Pueblo Bonito est la raison pour laquelle la plupart des gens font ce trajet, et il mérite chaque kilomètre. Debout dans ce qui reste de sa place centrale, j’ai essayé de l’imaginer intact : quatre étages par endroits, plus de 600 pièces, construit entre environ 850 et 1250 apr. J.-C. par des gens qui n’avaient ni animaux de trait ni outils en métal. Rien que du grès, du bois charrié depuis des montagnes situées à des dizaines de kilomètres, et une quantité presque incroyable de travail coordonné. J’ai posé la main sur l’un de ces murs à noyau et parement, et Lia a fait remarquer que la texture de la maçonnerie changeait d’un siècle de construction à l’autre, comme des cernes d’arbre qu’on pourrait lire du bout des doigts.

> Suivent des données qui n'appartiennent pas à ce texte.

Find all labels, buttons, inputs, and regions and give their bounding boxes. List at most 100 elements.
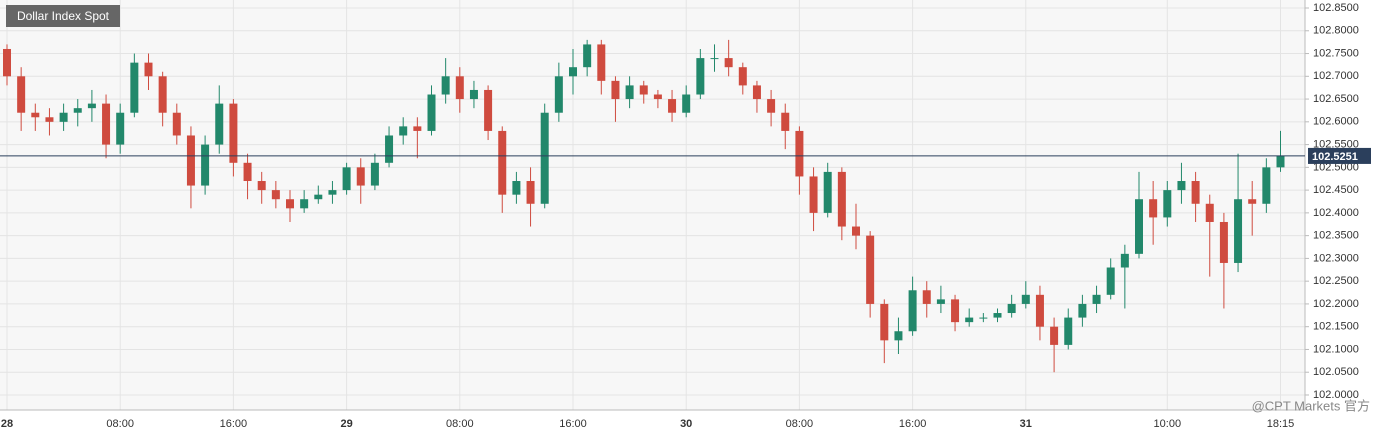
candle-body (158, 76, 167, 113)
candle-body (653, 94, 662, 100)
candle-body (314, 194, 323, 200)
x-tick-label: 16:00 (220, 418, 248, 430)
candle-body (823, 171, 832, 213)
candle-body (738, 67, 747, 86)
candle-body (1248, 199, 1257, 204)
candle-body (427, 94, 436, 131)
candle-body (243, 162, 252, 182)
candle-body (1050, 326, 1059, 345)
y-tick-label: 102.7500 (1313, 47, 1359, 59)
x-tick-label: 08:00 (446, 418, 474, 430)
candle-body (3, 48, 11, 77)
candle-body (852, 226, 860, 236)
candle-body (1205, 203, 1214, 222)
candle-body (257, 181, 266, 191)
candle-body (1078, 303, 1087, 318)
candle-body (172, 112, 181, 136)
candle-body (540, 112, 549, 204)
x-tick-label: 16:00 (559, 418, 587, 430)
candle-body (1149, 199, 1158, 218)
title-box (6, 5, 120, 27)
y-tick-label: 102.3000 (1313, 252, 1359, 264)
candle-body (1191, 181, 1200, 204)
candle-body (201, 144, 210, 186)
candle-body (1135, 199, 1143, 254)
candle-body (87, 103, 96, 109)
candle-body (186, 135, 195, 186)
x-tick-label: 31 (1020, 418, 1032, 430)
candle-body (979, 317, 988, 319)
candle-body (116, 112, 125, 145)
candle-body (45, 117, 54, 122)
candle-body (455, 76, 464, 100)
y-tick-label: 102.5000 (1313, 161, 1359, 173)
y-tick-label: 102.5500 (1313, 138, 1359, 150)
candle-body (385, 135, 394, 163)
y-tick-label: 102.1500 (1313, 321, 1359, 333)
candle-body (1064, 317, 1073, 345)
last-price-tag (1308, 147, 1371, 164)
y-tick-label: 102.1000 (1313, 343, 1359, 355)
candle-body (59, 112, 68, 122)
candle-body (781, 112, 790, 131)
candle-body (1106, 267, 1115, 295)
candle-body (922, 290, 931, 304)
candle-body (795, 130, 804, 177)
candle-body (328, 190, 337, 195)
candle-body (342, 167, 351, 191)
candle-body (611, 80, 620, 100)
candle-body (286, 199, 294, 209)
candle-body (668, 99, 677, 113)
candle-body (767, 99, 776, 113)
y-tick-label: 102.0500 (1313, 366, 1359, 378)
y-tick-label: 102.8500 (1313, 2, 1359, 14)
candle-body (229, 103, 238, 163)
y-tick-label: 102.2500 (1313, 275, 1359, 287)
candle-body (102, 103, 111, 145)
candle-body (469, 89, 478, 100)
candle-body (682, 94, 691, 113)
candle-body (130, 62, 139, 113)
candle-body (73, 108, 82, 113)
candle-body (569, 67, 577, 77)
candle-body (752, 85, 761, 100)
candle-body (965, 317, 974, 323)
candle-body (809, 176, 818, 213)
y-tick-label: 102.2000 (1313, 298, 1359, 310)
y-tick-label: 102.3500 (1313, 230, 1359, 242)
candles (3, 39, 1285, 373)
candle-body (639, 85, 648, 95)
candle-body (1163, 190, 1172, 218)
candle-body (880, 303, 889, 341)
candle-body (17, 76, 26, 113)
candle-body (894, 331, 903, 341)
grid (0, 0, 1305, 410)
y-tick-label: 102.6500 (1313, 93, 1359, 105)
candle-body (1276, 155, 1285, 168)
x-tick-label: 08:00 (786, 418, 814, 430)
watermark: @CPT Markets 官方 (1252, 398, 1370, 413)
candle-body (300, 199, 309, 209)
candle-body (597, 44, 606, 81)
y-tick-label: 102.8000 (1313, 25, 1359, 37)
y-tick-label: 102.4500 (1313, 184, 1359, 196)
candle-body (1021, 294, 1030, 304)
candle-body (951, 299, 960, 323)
candle-body (710, 58, 719, 60)
candle-body (993, 313, 1002, 318)
candle-body (370, 162, 379, 186)
candle-body (512, 181, 521, 195)
candle-body (215, 103, 224, 145)
candle-body (498, 130, 507, 195)
candle-body (1092, 294, 1101, 304)
candle-body (399, 126, 408, 136)
candle-body (866, 235, 875, 304)
candle-body (554, 76, 563, 113)
plot-background (0, 0, 1305, 410)
candle-body (1219, 221, 1228, 263)
candle-body (1262, 167, 1271, 204)
candle-body (1177, 181, 1186, 191)
y-tick-label: 102.6000 (1313, 116, 1359, 128)
x-tick-label: 18:15 (1267, 418, 1295, 430)
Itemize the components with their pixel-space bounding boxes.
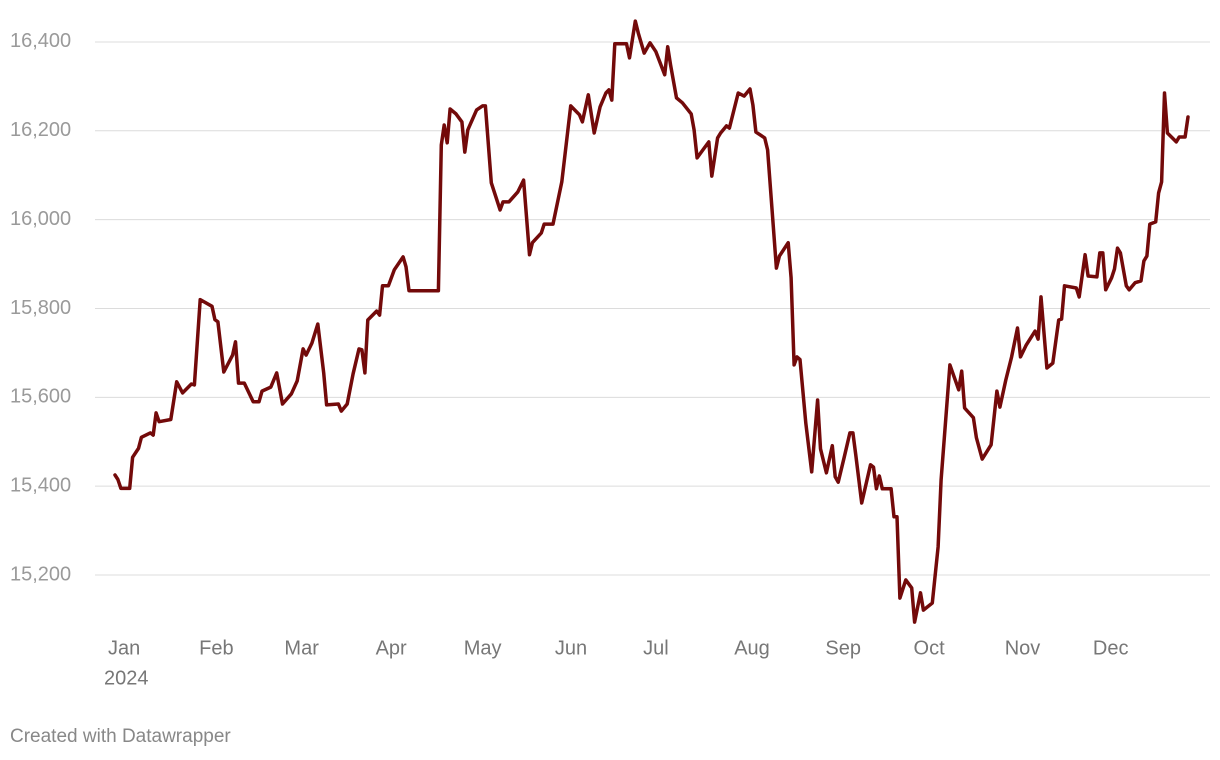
y-tick-label: 15,800: [10, 297, 71, 319]
x-tick-label: Dec: [1093, 637, 1129, 659]
x-tick-label: Mar: [284, 637, 319, 659]
year-label: 2024: [104, 667, 149, 689]
y-tick-label: 16,000: [10, 208, 71, 230]
y-tick-label: 15,400: [10, 474, 71, 496]
credit: Created with Datawrapper: [10, 726, 231, 747]
y-tick-label: 16,400: [10, 30, 71, 52]
x-tick-label: Nov: [1005, 637, 1041, 659]
x-tick-label: Jan: [108, 637, 140, 659]
x-tick-label: Aug: [734, 637, 770, 659]
x-tick-label: Jul: [643, 637, 669, 659]
x-tick-label: May: [464, 637, 502, 659]
x-tick-label: Oct: [914, 637, 946, 659]
y-tick-label: 15,600: [10, 386, 71, 408]
x-tick-label: Jun: [555, 637, 587, 659]
y-tick-label: 15,200: [10, 563, 71, 585]
x-tick-label: Feb: [199, 637, 233, 659]
x-tick-label: Apr: [376, 637, 407, 659]
line: [113, 19, 1190, 624]
x-tick-label: Sep: [825, 637, 861, 659]
y-tick-label: 16,200: [10, 119, 71, 141]
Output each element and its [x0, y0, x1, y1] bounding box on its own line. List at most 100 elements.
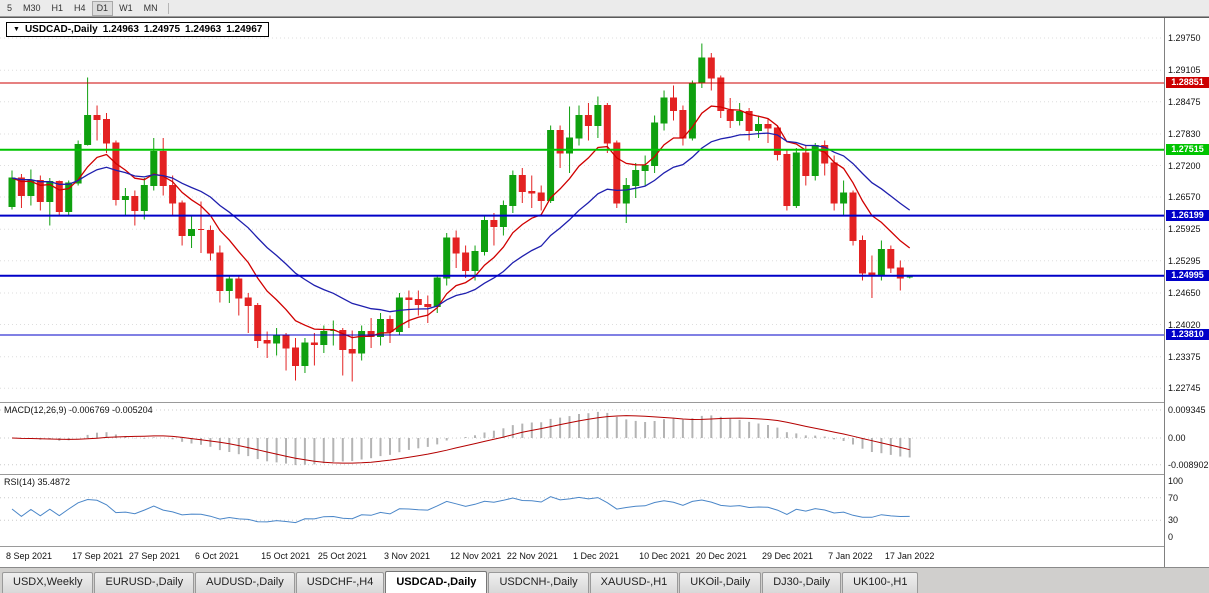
- tab-usdchf-h4[interactable]: USDCHF-,H4: [295, 572, 385, 593]
- candle-body: [566, 137, 573, 154]
- price-axis-label: 1.28475: [1168, 96, 1201, 107]
- panel-separator[interactable]: [0, 474, 1209, 475]
- date-axis-label: 7 Jan 2022: [828, 551, 873, 561]
- candle-body: [547, 130, 555, 201]
- price-axis[interactable]: 1.29750 1.29105 1.28475 1.27830 1.27200 1.265…: [1164, 18, 1209, 567]
- tab-usdx-weekly[interactable]: USDX,Weekly: [2, 572, 94, 593]
- candle-body: [679, 110, 687, 139]
- candlestick-chart-svg: [0, 37, 1164, 389]
- candle-body: [755, 124, 762, 131]
- timeframe-button-w1[interactable]: W1: [119, 2, 133, 13]
- date-axis-label: 6 Oct 2021: [195, 551, 240, 561]
- date-axis-label: 1 Dec 2021: [573, 551, 620, 561]
- price-chart-pane[interactable]: ▼ USDCAD-,Daily 1.24963 1.24975 1.24963 …: [0, 18, 1164, 402]
- quote-open: 1.24963: [102, 24, 139, 35]
- candle-body: [310, 342, 318, 345]
- candle-body: [414, 299, 422, 305]
- candle-body: [159, 151, 167, 186]
- candle-body: [518, 175, 526, 192]
- tab-uk100-h1[interactable]: UK100-,H1: [842, 572, 919, 593]
- tab-usdcnh-daily[interactable]: USDCNH-,Daily: [488, 572, 589, 593]
- timeframe-button-h1[interactable]: H1: [51, 2, 64, 13]
- quote-symbol: USDCAD-,Daily: [24, 24, 98, 35]
- price-axis-label: 1.29750: [1168, 33, 1201, 43]
- timeframe-button-5[interactable]: 5: [7, 2, 13, 13]
- candle-body: [802, 152, 810, 176]
- candle-body: [745, 111, 753, 131]
- candle-body: [348, 349, 356, 354]
- timeframe-button-mn[interactable]: MN: [143, 2, 158, 13]
- timeframe-button-group: 5 M30 H1 H4 D1 W1 MN: [2, 0, 164, 16]
- tab-xauusd-h1[interactable]: XAUUSD-,H1: [589, 572, 679, 593]
- candle-body: [849, 192, 857, 241]
- candle-body: [424, 304, 432, 307]
- tab-audusd-daily[interactable]: AUDUSD-,Daily: [195, 572, 295, 593]
- ma-slow-blue: [11, 132, 911, 313]
- price-level-tag: 1.26199: [1166, 209, 1209, 221]
- panel-separator[interactable]: [0, 546, 1209, 547]
- candle-body: [433, 277, 441, 307]
- candle-body: [896, 267, 904, 279]
- candle-body: [178, 202, 186, 236]
- tab-eurusd-daily[interactable]: EURUSD-,Daily: [94, 572, 195, 593]
- candle-body: [462, 252, 470, 271]
- macd-current-values: -0.006769 -0.005204: [69, 405, 153, 415]
- date-axis-label: 15 Oct 2021: [261, 551, 311, 561]
- candle-body: [698, 57, 706, 84]
- candle-body: [736, 111, 744, 121]
- timeframe-button-h4[interactable]: H4: [74, 2, 86, 13]
- date-axis-label: 25 Oct 2021: [317, 551, 367, 561]
- macd-chart-svg: [0, 409, 1164, 466]
- rsi-title: RSI(14): [4, 477, 36, 487]
- candle-body: [395, 297, 403, 332]
- candle-body: [887, 249, 895, 269]
- candle-body: [225, 278, 233, 291]
- macd-label: MACD(12,26,9) -0.006769 -0.005204: [4, 405, 153, 415]
- candle-body: [641, 165, 649, 171]
- candle-body: [670, 97, 677, 111]
- candle-body: [150, 151, 158, 186]
- price-axis-label: 1.27200: [1168, 160, 1201, 171]
- candle-body: [868, 272, 876, 275]
- rsi-indicator-pane[interactable]: RSI(14) 35.4872: [0, 475, 1164, 546]
- macd-axis-label: 0.009345: [1168, 404, 1206, 415]
- date-axis-label: 20 Dec 2021: [695, 551, 747, 561]
- candle-body: [594, 105, 602, 126]
- candle-body: [17, 177, 25, 196]
- price-level-tag: 1.23810: [1166, 329, 1209, 340]
- macd-axis-label: 0.00: [1168, 433, 1186, 443]
- macd-signal-line: [11, 415, 910, 464]
- candle-body: [405, 297, 413, 300]
- candle-body: [188, 229, 195, 236]
- timeframe-button-m30[interactable]: M30: [23, 2, 41, 13]
- candle-body: [877, 249, 885, 275]
- chart-window: ▼ USDCAD-,Daily 1.24963 1.24975 1.24963 …: [0, 17, 1209, 567]
- candle-body: [263, 340, 271, 344]
- date-axis-label: 3 Nov 2021: [384, 551, 431, 561]
- candle-body: [528, 191, 536, 194]
- candle-body: [452, 237, 460, 254]
- symbol-quote-box[interactable]: ▼ USDCAD-,Daily 1.24963 1.24975 1.24963 …: [6, 22, 270, 37]
- tab-usdcad-daily[interactable]: USDCAD-,Daily: [385, 571, 488, 593]
- candle-body: [603, 105, 611, 144]
- rsi-axis-label: 100: [1168, 476, 1184, 486]
- candle-body: [301, 342, 309, 366]
- candle-body: [575, 115, 583, 139]
- date-axis-label: 10 Dec 2021: [639, 551, 691, 561]
- candle-body: [613, 142, 621, 204]
- rsi-axis-label: 70: [1168, 492, 1179, 503]
- candle-body: [556, 130, 564, 154]
- date-axis-label: 8 Sep 2021: [6, 551, 53, 561]
- candle-body: [103, 119, 110, 144]
- timeframe-button-d1[interactable]: D1: [91, 0, 114, 16]
- candle-body: [235, 278, 243, 299]
- timeframe-toolbar: 5 M30 H1 H4 D1 W1 MN: [0, 0, 1209, 17]
- tab-ukoil-daily[interactable]: UKOil-,Daily: [679, 572, 762, 593]
- candle-body: [537, 192, 545, 201]
- tab-dj30-daily[interactable]: DJ30-,Daily: [762, 572, 842, 593]
- panel-separator[interactable]: [0, 402, 1209, 403]
- candle-body: [339, 330, 347, 350]
- macd-indicator-pane[interactable]: MACD(12,26,9) -0.006769 -0.005204: [0, 403, 1164, 474]
- date-axis[interactable]: 8 Sep 2021 17 Sep 2021 27 Sep 2021 6 Oct 20…: [0, 547, 1164, 567]
- date-axis-label: 17 Sep 2021: [72, 551, 124, 561]
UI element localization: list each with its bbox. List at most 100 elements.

Pueblo Bonito's curved sandstone wall with rows of small square window openings

Mais ce qui m’a marqué plus longtemps que l’ampleur du lieu, c’est l’astronomie. Un garde du parc nous a montré comment certaines fenêtres et certains angles de Chaco s’alignent avec les solstices et le cycle lunaire de 18,6 ans — une ingénierie qui n’a rien à voir avec la survie et tout à voir avec le fait d’observer le ciel délibérément, génération après génération. Ce soir-là, nous sommes restés pour le programme d’observation des étoiles — Chaco est l’un des parcs les moins pollués par la lumière aux États-Unis — et allongé sur une couverture, la tête de Lia posée sur mon épaule, la Voie lactée est apparue si dense qu’elle ressemblait à un phénomène météo à part entière. J’ai aussi pensé aux routes : tout un réseau rayonnait autrefois depuis ce canyon, certaines filant tout droit sur des kilomètres, reliant Chaco à des communautés que nous n’avons toujours pas fini de cartographier.

The Milky Way arcing over the dark silhouette of a Chaco great house at night

Ce soir-là, nous avons mangé des sandwichs froids assis sur le hayon ouvert, la poussière encore sur nos chaussures, et aucun de nous deux n’a dit grand-chose. L’UNESCO a inscrit Chaco au patrimoine mondial en 1987, et debout là, ça ressemblait moins à une étiquette qu’à un simple constat : cet endroit est unique en son genre, et il le sait.

Quand y aller : Nous y sommes allés début octobre et nous en avons été reconnaissants — visez le printemps (avril-mai) ou l’automne (septembre-octobre) pour éviter la chaleur brutale de l’été, et idéalement arrivez après une période sèche, car cette piste en tôle ondulée se transforme en boue épaisse après les orages et peut vous immobiliser pendant un jour ou plus.